Ten years ago, a small group of mostly Minnesota duck hunters formed to voice concern over what they called an erosion of duck hunting's conservation ethic caused by an increasingly liberal approach to regulations.
The Concerned Duck Hunters Panel — which included some of the state's top wildlife biologists — said duck hunting shouldn't be allowed before sunrise, opposed starting the season in September and urged more restrictive bag limits. They also wanted spinning-winged decoys outlawed.
Since then, the group became inactive, several key members died — including wildlife management legends Art Hawkins, Harvey Nelson and Roger Holmes — and waterfowl hunting regulations have become even more liberal.

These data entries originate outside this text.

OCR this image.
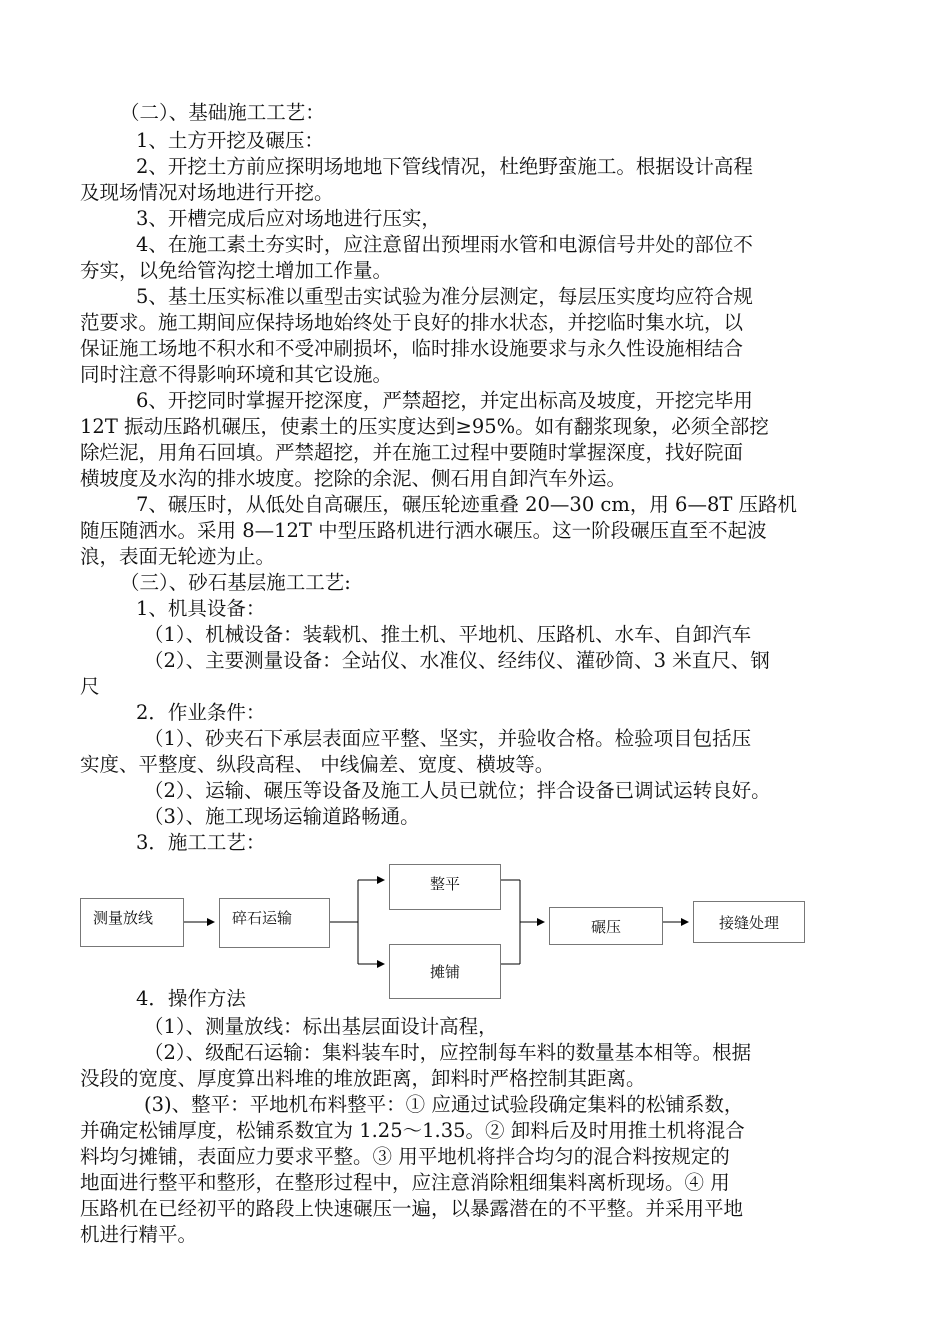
（二）、基础施工工艺：
1、土方开挖及碾压：
2、开挖土方前应探明场地地下管线情况，杜绝野蛮施工。根据设计高程
及现场情况对场地进行开挖。
3、开槽完成后应对场地进行压实，
4、在施工素土夯实时，应注意留出预埋雨水管和电源信号井处的部位不
夯实，以免给管沟挖土增加工作量。
5、基土压实标准以重型击实试验为准分层测定，每层压实度均应符合规
范要求。施工期间应保持场地始终处于良好的排水状态，并挖临时集水坑，以
保证施工场地不积水和不受冲刷损坏，临时排水设施要求与永久性设施相结合
同时注意不得影响环境和其它设施。
6、开挖同时掌握开挖深度，严禁超挖，并定出标高及坡度，开挖完毕用
12T 振动压路机碾压，使素土的压实度达到≥95%。如有翻浆现象，必须全部挖
除烂泥，用角石回填。严禁超挖，并在施工过程中要随时掌握深度，找好院面
横坡度及水沟的排水坡度。挖除的余泥、侧石用自卸汽车外运。
7、碾压时，从低处自高碾压，碾压轮迹重叠 20—30 cm，用 6—8T 压路机
随压随洒水。采用 8—12T 中型压路机进行洒水碾压。这一阶段碾压直至不起波
浪，表面无轮迹为止。
（三）、砂石基层施工工艺:
1、机具设备：
（1）、机械设备：装载机、推土机、平地机、压路机、水车、自卸汽车
（2）、主要测量设备：全站仪、水准仪、经纬仪、灌砂筒、3 米直尺、钢
尺
2．作业条件：
（1）、砂夹石下承层表面应平整、坚实，并验收合格。检验项目包括压
实度、平整度、纵段高程、 中线偏差、宽度、横坡等。
（2）、运输、碾压等设备及施工人员已就位；拌合设备已调试运转良好。
（3）、施工现场运输道路畅通。
3．施工工艺：
测量放线	碎石运输
整平
摊铺
碾压	接缝处理
4．操作方法
（1）、测量放线：标出基层面设计高程，
（2）、级配石运输：集料装车时，应控制每车料的数量基本相等。根据
没段的宽度、厚度算出料堆的堆放距离，卸料时严格控制其距离。
(3)、整平：平地机布料整平：① 应通过试验段确定集料的松铺系数，
并确定松铺厚度，松铺系数宜为 1.25～1.35。② 卸料后及时用推土机将混合
料均匀摊铺，表面应力要求平整。③ 用平地机将拌合均匀的混合料按规定的
地面进行整平和整形，在整形过程中，应注意消除粗细集料离析现场。④ 用
压路机在已经初平的路段上快速碾压一遍，以暴露潜在的不平整。并采用平地
机进行精平。
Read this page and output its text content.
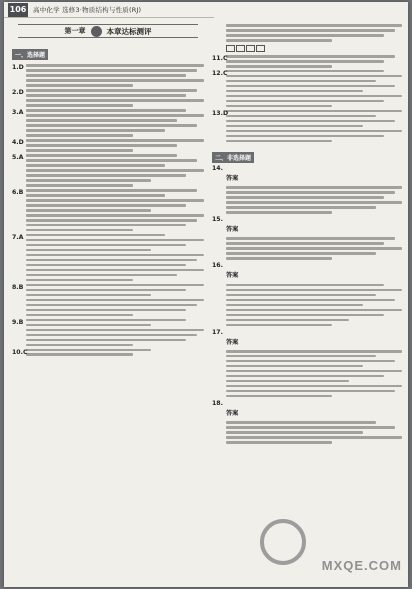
106 高中化学 选修3·物质结构与性质(RJ)
第一章	本章达标测评
一、选择题
1.D
2.D
3.A
4.D
5.A
6.B
7.A
8.B
9.B
10.C
11.C
12.C
13.D
二、非选择题
14.
答案
15.
答案
16.
答案
17.
答案
18.
答案
MXQE.COM
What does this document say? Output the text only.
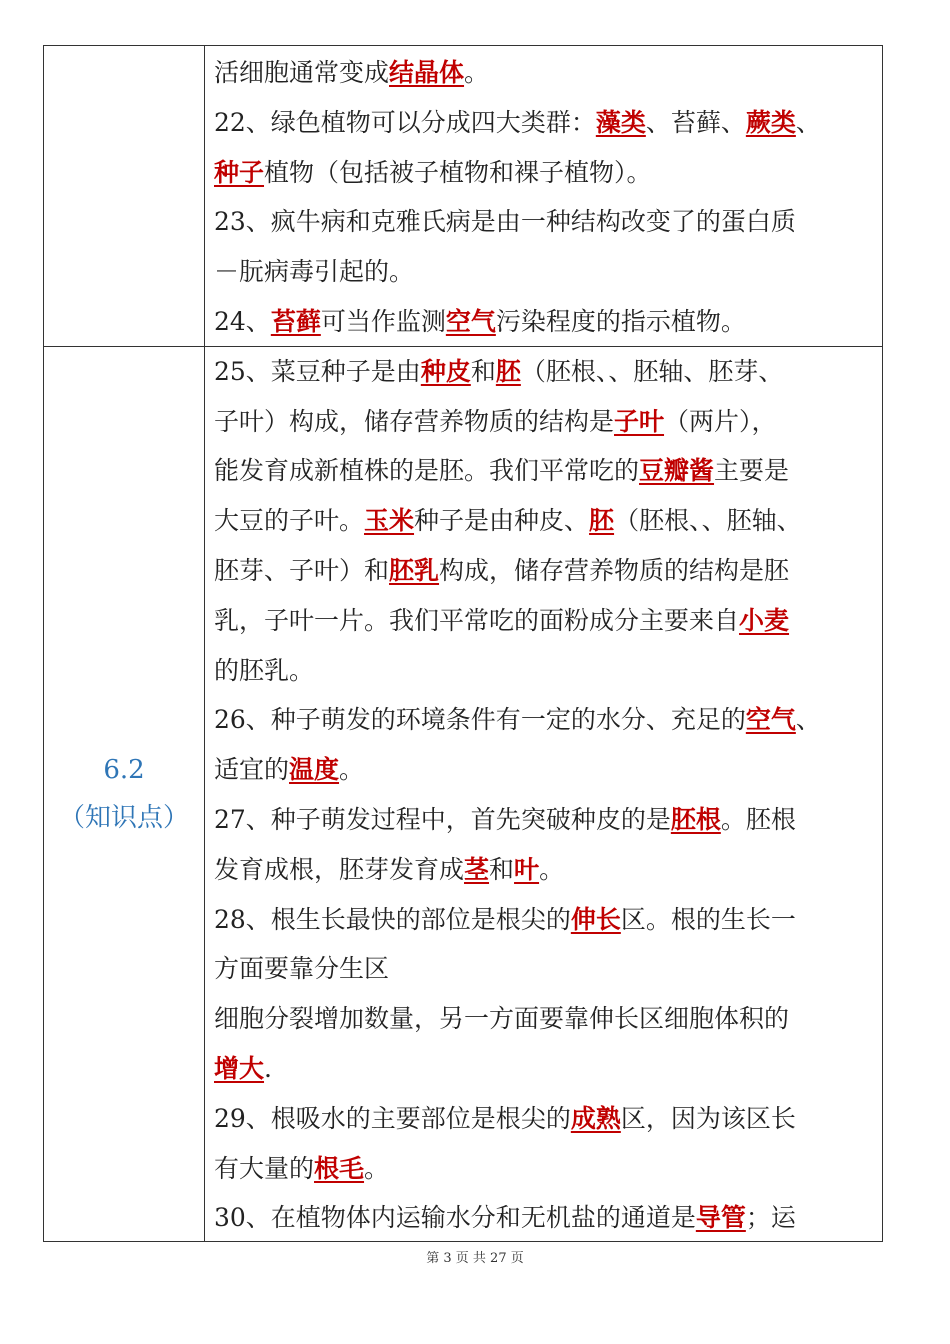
6.2
（知识点）
活细胞通常变成结晶体。
22、绿色植物可以分成四大类群：藻类、苔藓、蕨类、
种子植物（包括被子植物和裸子植物）。
23、疯牛病和克雅氏病是由一种结构改变了的蛋白质
－朊病毒引起的。
24、苔藓可当作监测空气污染程度的指示植物。
25、菜豆种子是由种皮和胚（胚根、、胚轴、胚芽、
子叶）构成，储存营养物质的结构是子叶（两片），
能发育成新植株的是胚。我们平常吃的豆瓣酱主要是
大豆的子叶。玉米种子是由种皮、胚（胚根、、胚轴、
胚芽、子叶）和胚乳构成，储存营养物质的结构是胚
乳，子叶一片。我们平常吃的面粉成分主要来自小麦
的胚乳。
26、种子萌发的环境条件有一定的水分、充足的空气、
适宜的温度。
27、种子萌发过程中，首先突破种皮的是胚根。胚根
发育成根，胚芽发育成茎和叶。
28、根生长最快的部位是根尖的伸长区。根的生长一
方面要靠分生区
细胞分裂增加数量，另一方面要靠伸长区细胞体积的
增大.
29、根吸水的主要部位是根尖的成熟区，因为该区长
有大量的根毛。
30、在植物体内运输水分和无机盐的通道是导管；运
第 3 页 共 27 页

Prompted by those changes, a proposed early teal season and fears that duck populations aren't at record highs as federal surveys show, surviving group members are calling for renewed discussion among hunters and policymakers about the future of ducks and duck hunting.
"The regs are more and more liberal, yet more and more folks are seeing empty skies,'' said Dave Zentner, 78, of Duluth, a longtime duck hunter who heads the group. "I have great doubts we have as many ducks as we're being told we have.''
He and other members fear that duck populations will be hurt in the long run by the liberal approach. In 2011, the DNR made some of the biggest duck regulation changes in a generation — including starting the season earlier, liberalizing bag limits for hen mallards and wood ducks, and adding new zones and split seasons.
And last year, the U.S. Fish and Wildlife Service boosted the waterfowl possession limit, long double the daily bag limit, to triple the daily bag limit.
Members of the Concerned Duck Hunters group are especially worried about wood ducks since the daily bag limit was increased from two to three and the duck season was opened earlier, targeting more effectively Minnesota's breeding population of those birds.